A manager has to learn to apply appropriate technology to enhance work flow and organizational processes. Photo: iStockphoto
The difference between a manager and a machine is simply this: A machine makes the inevitable happen, whereas a manager makes the possible happen.
Management is the art and science of possibility.
The future is not sitting there like a duck waiting to be targeted. The future needs to be created by managers who have learnt to evolve.
Here are those evolutionary skills for managerial success in the volatile, uncertain, complex and ambiguous future.
#1: A high degree of self-awareness: This is the foundational skill required for managers who will have to travel multiple career paths in a work-life spanning 70 years or more. The days of a steady job and a retirement at 60 years will be over with longevity of human life steadily rising.
A manager of today needs to be clear about his strengths and values if he has to survive and thrive professionally for a long haul work life. Self-awareness will enable a manager to choose the right options based on his unique capabilities from a portfolio of opportunities.
#2: The future is about flexpertise: Flexpertise is expertise that is flexible.
Managers have to learn the skill of transferring their special skills and knowledge from one domain to another.
Flexpertise is about enhancing the scope of application of managerial skills outside one’s immediate work situation.

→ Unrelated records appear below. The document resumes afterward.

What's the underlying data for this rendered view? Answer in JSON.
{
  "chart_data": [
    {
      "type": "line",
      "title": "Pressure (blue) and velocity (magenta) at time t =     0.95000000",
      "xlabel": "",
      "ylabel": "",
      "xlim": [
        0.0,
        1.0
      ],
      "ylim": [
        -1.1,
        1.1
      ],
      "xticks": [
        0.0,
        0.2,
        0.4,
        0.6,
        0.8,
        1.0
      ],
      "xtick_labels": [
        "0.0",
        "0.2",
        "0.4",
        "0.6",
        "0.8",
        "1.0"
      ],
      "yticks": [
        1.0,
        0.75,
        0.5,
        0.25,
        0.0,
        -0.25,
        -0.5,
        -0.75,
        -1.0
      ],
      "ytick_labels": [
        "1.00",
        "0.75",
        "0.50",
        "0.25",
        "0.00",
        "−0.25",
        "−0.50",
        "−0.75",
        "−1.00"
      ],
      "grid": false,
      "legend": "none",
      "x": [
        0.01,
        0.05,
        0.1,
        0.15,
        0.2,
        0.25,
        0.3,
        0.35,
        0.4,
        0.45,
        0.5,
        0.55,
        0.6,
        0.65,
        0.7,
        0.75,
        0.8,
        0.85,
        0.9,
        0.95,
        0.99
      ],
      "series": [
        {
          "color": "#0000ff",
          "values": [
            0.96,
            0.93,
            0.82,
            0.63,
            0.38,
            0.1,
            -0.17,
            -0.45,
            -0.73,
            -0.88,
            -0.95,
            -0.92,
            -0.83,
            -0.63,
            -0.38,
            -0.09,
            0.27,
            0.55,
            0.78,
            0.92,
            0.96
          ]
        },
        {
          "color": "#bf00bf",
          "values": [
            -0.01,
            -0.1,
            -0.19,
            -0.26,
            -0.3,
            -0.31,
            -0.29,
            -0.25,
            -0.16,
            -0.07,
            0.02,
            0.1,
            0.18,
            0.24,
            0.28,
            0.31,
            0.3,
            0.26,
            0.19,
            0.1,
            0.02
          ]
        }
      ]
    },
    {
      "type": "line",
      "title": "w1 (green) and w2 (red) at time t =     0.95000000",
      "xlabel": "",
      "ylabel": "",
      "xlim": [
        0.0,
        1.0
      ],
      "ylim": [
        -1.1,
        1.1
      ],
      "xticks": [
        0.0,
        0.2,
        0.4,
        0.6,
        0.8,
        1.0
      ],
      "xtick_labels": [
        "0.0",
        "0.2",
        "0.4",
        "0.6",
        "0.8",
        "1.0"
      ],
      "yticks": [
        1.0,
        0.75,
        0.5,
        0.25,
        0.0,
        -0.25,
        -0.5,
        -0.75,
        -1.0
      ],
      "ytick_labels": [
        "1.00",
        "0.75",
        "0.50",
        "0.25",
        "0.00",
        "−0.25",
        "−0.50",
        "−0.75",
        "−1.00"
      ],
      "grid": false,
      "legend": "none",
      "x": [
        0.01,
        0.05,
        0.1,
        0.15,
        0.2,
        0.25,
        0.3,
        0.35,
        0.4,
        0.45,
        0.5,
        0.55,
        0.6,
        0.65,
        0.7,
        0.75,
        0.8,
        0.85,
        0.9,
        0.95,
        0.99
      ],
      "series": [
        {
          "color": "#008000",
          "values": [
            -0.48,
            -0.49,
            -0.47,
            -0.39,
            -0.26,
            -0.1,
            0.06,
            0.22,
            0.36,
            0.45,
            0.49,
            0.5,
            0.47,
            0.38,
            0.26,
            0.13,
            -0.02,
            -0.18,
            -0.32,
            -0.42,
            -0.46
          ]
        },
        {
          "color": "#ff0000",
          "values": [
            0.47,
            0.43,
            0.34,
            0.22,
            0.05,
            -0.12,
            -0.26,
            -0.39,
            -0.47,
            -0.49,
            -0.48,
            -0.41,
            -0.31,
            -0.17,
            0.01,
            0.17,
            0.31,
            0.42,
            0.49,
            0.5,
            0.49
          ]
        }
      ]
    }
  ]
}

Thus, an HR manager needs to learn to extend her knowledge of people skills to the world of finance if she has to deal with human capital.
An IT manager will have to think like a strategist if he wishes to use cutting-edge technology to gain strategic advantage for the company.

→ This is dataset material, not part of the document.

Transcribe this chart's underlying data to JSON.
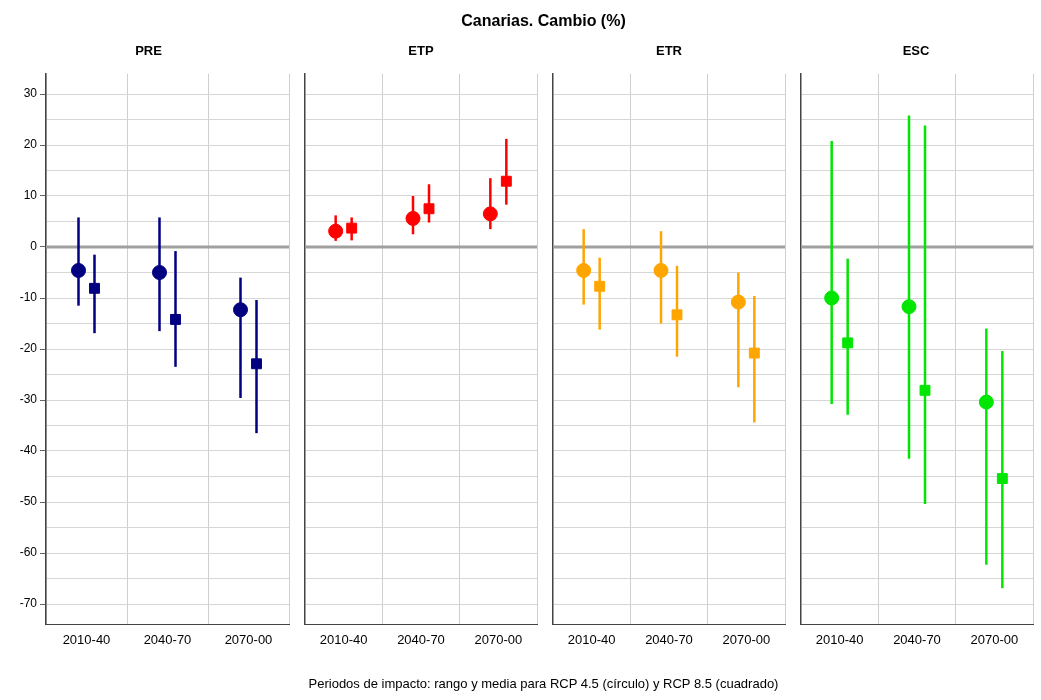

#3. Managing interruption to engage in deep work: A recent study tells us that nearly 28% of an average manager’s work suffers because of constant interruptions by things that are neither significant nor urgent.
Unprocessed electronic mails constitute the bulk of the interrupters. The study further states that the average uninterrupted time a manager can work at a stretch is less than 10 minutes. One of the significant managerial skills of the future will be to learn to manage interruptions in order to perform meaningful and deep work.
#4. Adaptive skills for dealing with exponential change: Most managers are good in dealing with technical problems rather than adaptive problems.
In a technical problem, the solution resides outside the problem such as breakdown of a photocopier that can be fixed by hiring an expert. In adaptive problem the solution hides within the problem itself. An adaptive problem is low company morale. The solution to this cannot be found by hiring an expert from the outside. The manager needs to find the solution inside out delving deep into the mind space of an underperforming employee to find a solution to his low morale.
#5. Application of new technology: It is not enough for managers of the future to be digital natives or just feel comfortable with new technology. A manager has to learn to apply appropriate technology to enhance work flow and organizational processes.
Most education managers try to fit modern technological tools to old and archaic education pedagogy. Thus even smart classrooms produce dull teachers and bored students.
#6. Wilderness skills and ecological literacy in the age of rapid response: We are quickly moving from the world of known unknowns to unknown unknowns. A century ago who would have thought of premium organic food, bottled water and oxygen parlours?
Who would have contemplated counting carbon footprints for sustaining businesses? Who would have speculated that star hotels chains will have to wear a tag of responsible luxury? Managers would require what one would describe as wilderness skills to succeed in unclear and complex world of environmental change.
#7 Cross-cultural literacy and collaborative skills: Most businesses will be networked globally and most managers would be immersed in a virtual world of cross-cultural transactions. This requires the ability to switch communication codes very rapidly across broad cultural spectrum in order to connect with people from multiple geographies.
Finally, the ultimate success factor of managing in the future is the management of one diminishing human resource: Attention. Managers cannot control the current of events that will happen in a given time. However, they have to learn navigational skills to steer their attention through information overload.
They have to go on periodic Internet diets and prevent time stealers to disrupt managerial work that requires sustained attention. They have to figure out which 25% of their time produces 75% of the outcomes. You show me someone who consciously prioritises his schedule and I will show you a successful manager of the future.